Most Important Event at Crossfit Open
Background
The CrossFit Open takes place every year as the first qualifying stage of the CrossFit Games (which is used to determine the “Fittest on Earth). The athletes that finish in the top 20 in the world automatically qualify for the CrossFit Games. The CrossFit Open consists of 5 unique workouts (see workouts here) and your overall CrossFit Open score consists of how you finished on all 5 workouts (see leaderboard here).
Problem
Which of the 5 events had the most impact on the overall leaderboard? Note this analysis is initially just for male athletes I will be doing female athletes next and comparing the results.
Analysis
I started by scraping the scores from the top 500 male athletes (by overall finish) from the CrossFit Open leaderboard and ended up with the following Pandas DataFrame:
I am interested in the following features:
- Rank - Overall Rank athlete finished in the CrossFit Open (lower is better)
- Score_1 - Overall Rank athlete finished in the first workout (lower is better). Event 1 will also be called 19.1
- Score_2 - Overall Rank athlete finished in the second workout (lower is better). Event 2 will also be called 19.2
- Score_3 - Overall Rank athlete finished in the third workout (lower is better). Event 3 will also be called 19.3
- Score_4 - Overall Rank athlete finished in the fourth workout (lower is better). Event 4 will also be called 19.4
- Score_5 - Overall Rank athlete finished in the fifth workout (lower is better). Event 4 will also be called 19.5
Initially, I made scatter plots of each event vs the overall rank to see if there were any obvious trends.
All the scatter plots look really similar, so similar that I had to double check my code to make sure I wasn’t using the same data for each subplot. Let’s look at the Pearson correlation coefficient to see if there is any difference in the relationship between the different workouts and the overall rank.
All of the correlation coefficients are really similar between 0.52 and 0.55. Next I want to try permutation importance to see if that can better determine which is the most important workout. Permutation measures how much a score changes when a feature is no longer available.

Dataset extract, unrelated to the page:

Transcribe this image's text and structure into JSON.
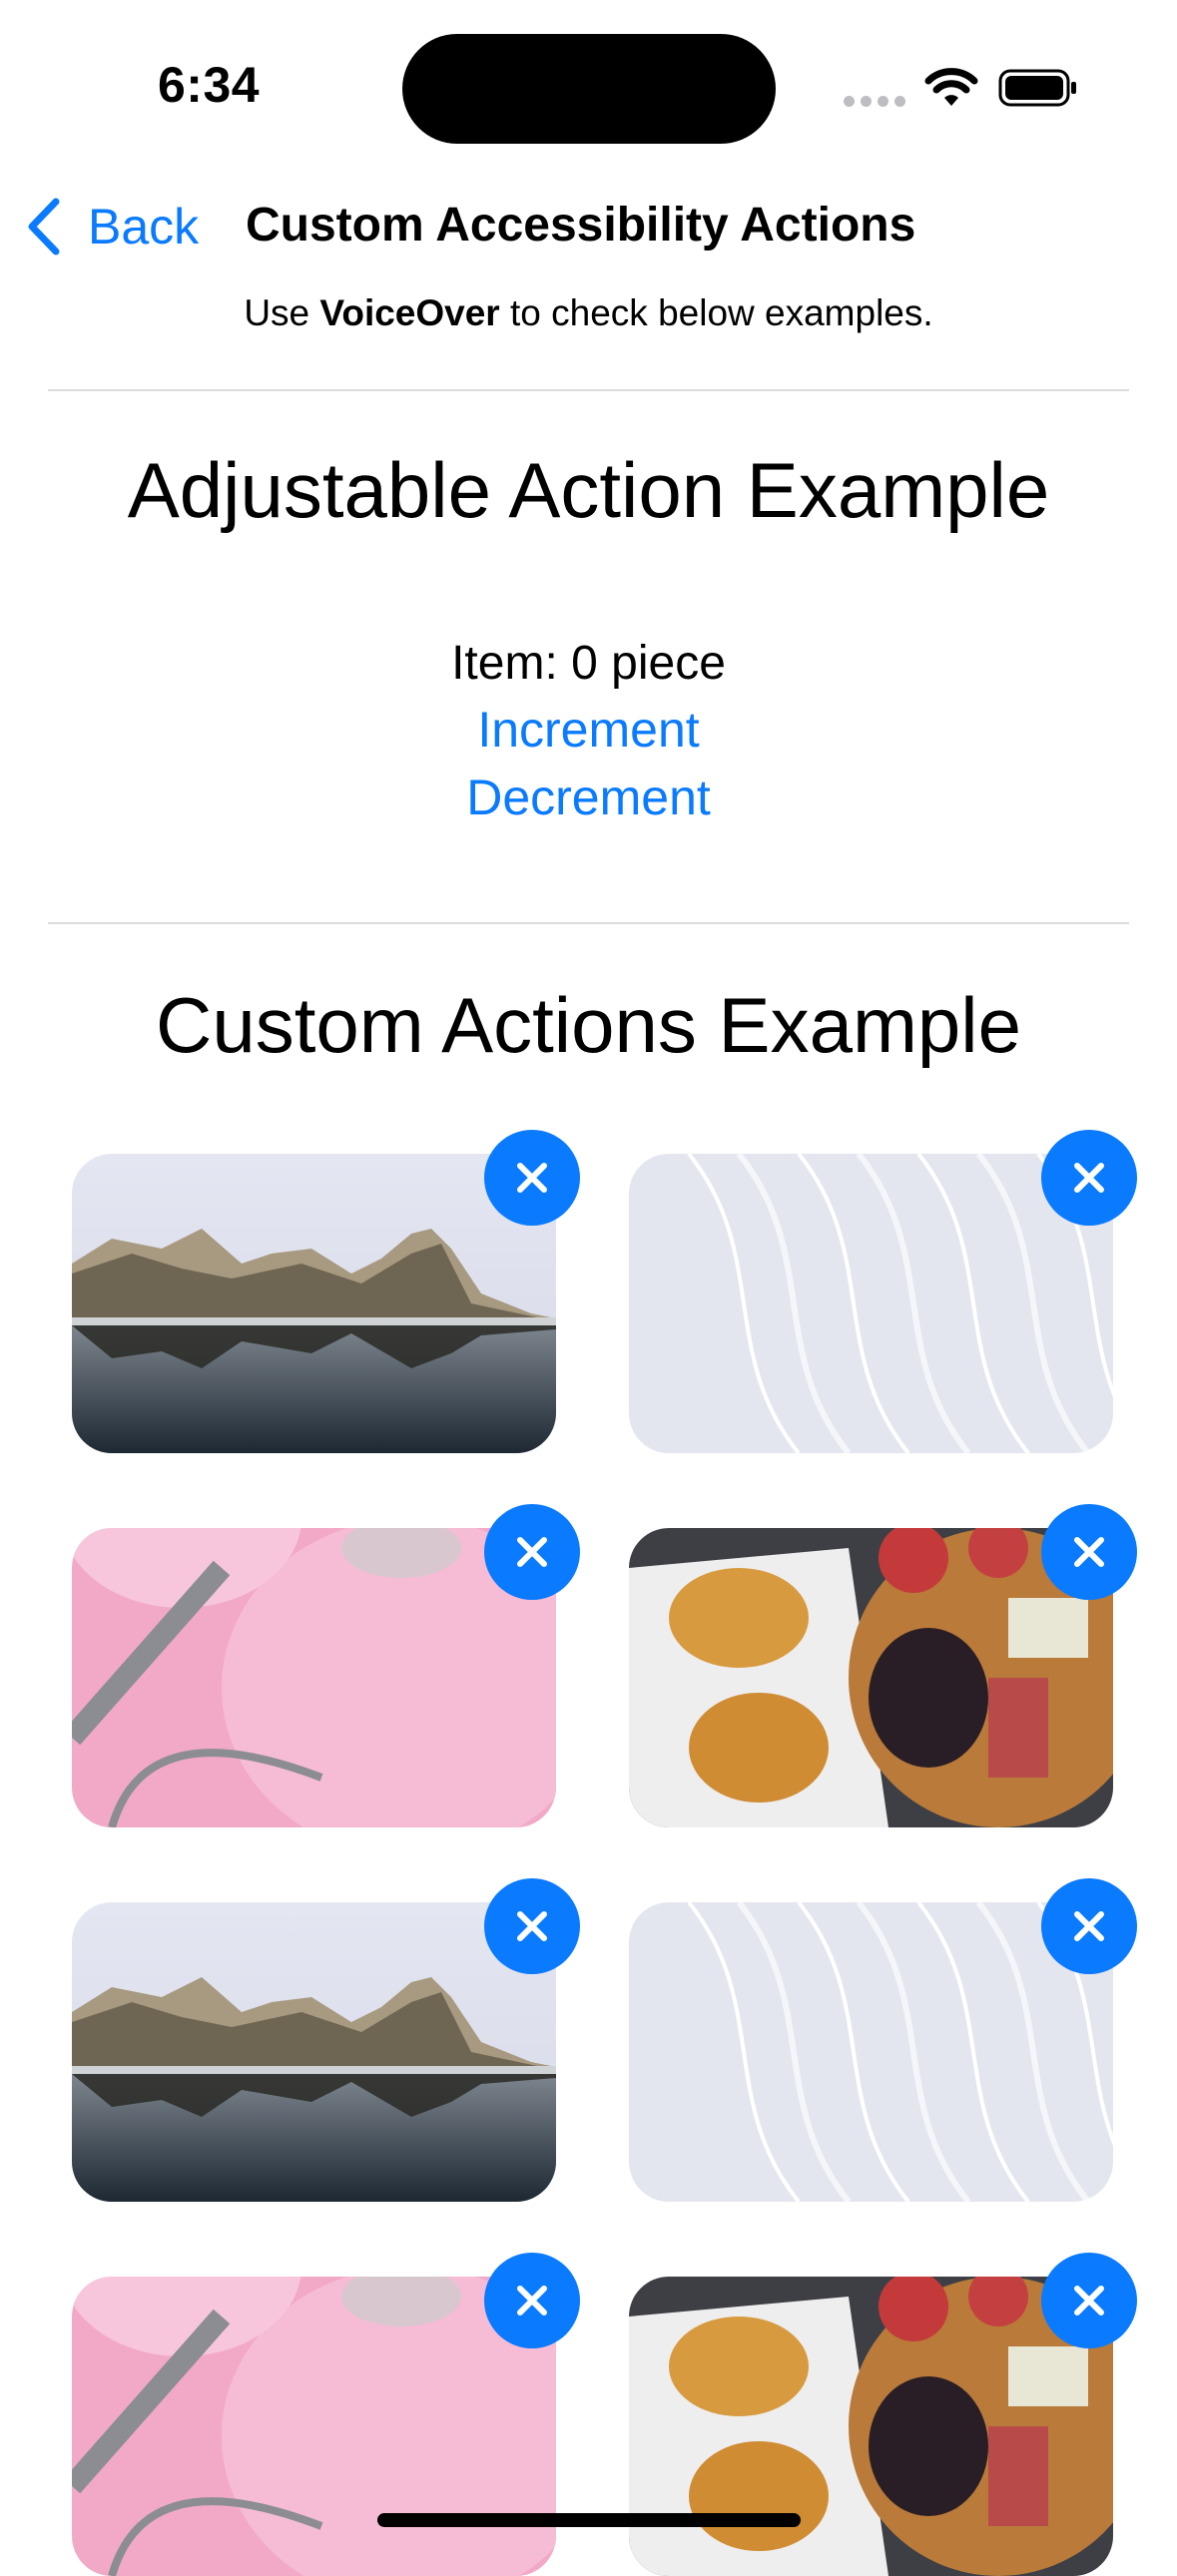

This shows that after multiple shuffles the \(R^2\) for 19.3 changed on average 0.35, while the average \(R^2\) for 19.4 only changed 0.06. This means that the event 19.3 had a big impact on predicting their overall score, while 19.4 did not have much of an impact on predicting their overall score. This could be caused by a lot of different factors - my guess is that 19.3 was a workout that was a “seperator”. In that if you score badly on 19.3, you are going to do badly overall relatively.